For floating point numbers, both fixed decimal notation and scientific notation are supported.

For boolean values, the function can recognize the following patterns: "0" and "1", "t" and "f", as well as "true" and "false". Here, the comparison with these patterns are case-insensitive.

Examples:

using namespace clue;

int x;
try_parse("123", x);   // x <- 123, returns true
try_parse("a123", x);  // returns false (x is not updated)

double y;
try_parse("12.75", y);  // y <- 12.75, returns true

bool z;
try_parse("0", z);      // z <- false, returns true
try_parse("false", z);  // z <- false, returns true
try_parse("T", z);      // z <- true, returns true

// in real codes, you may write this in case you don't really know
// exactly what value type to expect

auto s = get_some_string_from_text();
bool x_bool;
int x_int;
double x_real;

if (try_parse(s, x_bool)) {
    std::cout << "got a boolean value: " << x_bool << std::endl;
} else if (try_parse(s, x_int)) {
    std::cout << "got an integer: " << x_int << std::endl;
} else if (try_parse(s, x_real)) {
    std::cout << "got a real number: " << x_real << std::endl;
} else {
    throw std::runtime_error("Can't recognize the value!");
}

Tokenize

Extracting tokens from a string is a basic and important task in many text processing applications. ANSI C provides a strtok function for tokenizing, which, however, will destruct the source string. Some tokenizing functions in other libraries may return a vector of strings. This way involves making copies of all extracted tokens, which is often unnecessary.

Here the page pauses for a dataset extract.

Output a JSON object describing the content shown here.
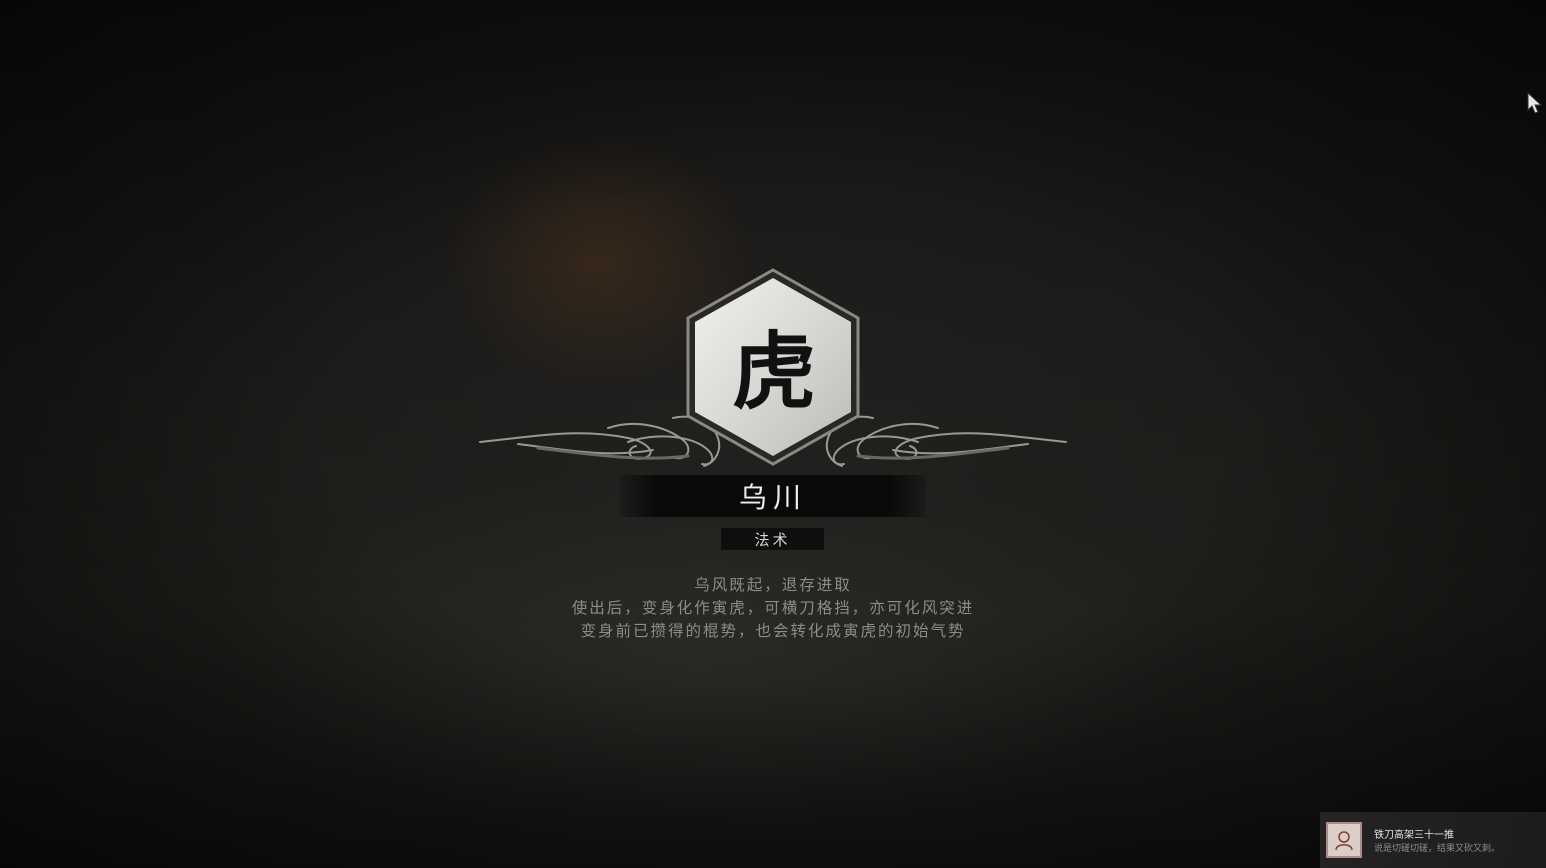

In this library, we provide tokenizing functions in a new form that takes advantage of the lambda functions introduced in C++11. This new way is both efficient and user friendly. Here is an example:

using namespace clue;

const char *str = "123, 456, 789, 2468";

std::vector<long> values;
foreach_token_of(str, ", ", [&](const char *p, size_t len){
    // directly convert the token to an integer,
    // without making a copy of the token
    values.push_back(std::strtol(p, nullptr, 10));

    // always continue to take in next token
    // if return false, the tokenizing process will stop
    return true;
});

Formally, the function signature is given as below.

void foreach_token_of(str, delimiters, f)

Extract tokens from the string str, with given delimiter, and apply f to each token.

Parameters:
  • str
    The input string, which can be either of the
    following type:
    • C-string (e.g. const char*)
    • Standard string (e.g. std:string)
    • String view (e.g. string_view)
  • delimiters – The delimiters for separating tokens, which can be either a character or a C-string (if a character c matches any char in the given delimiters, then c is considered as a delimiter).
  • f – The call back function for processing tokens. Here, f should be a function, a lambda function, or a functor that takes in two inputs (the base address of the token and its length), and returns a boolean value that indicates whether to continue.

This function stops when all tokens have been extracted and processed or when the callback function f returns false.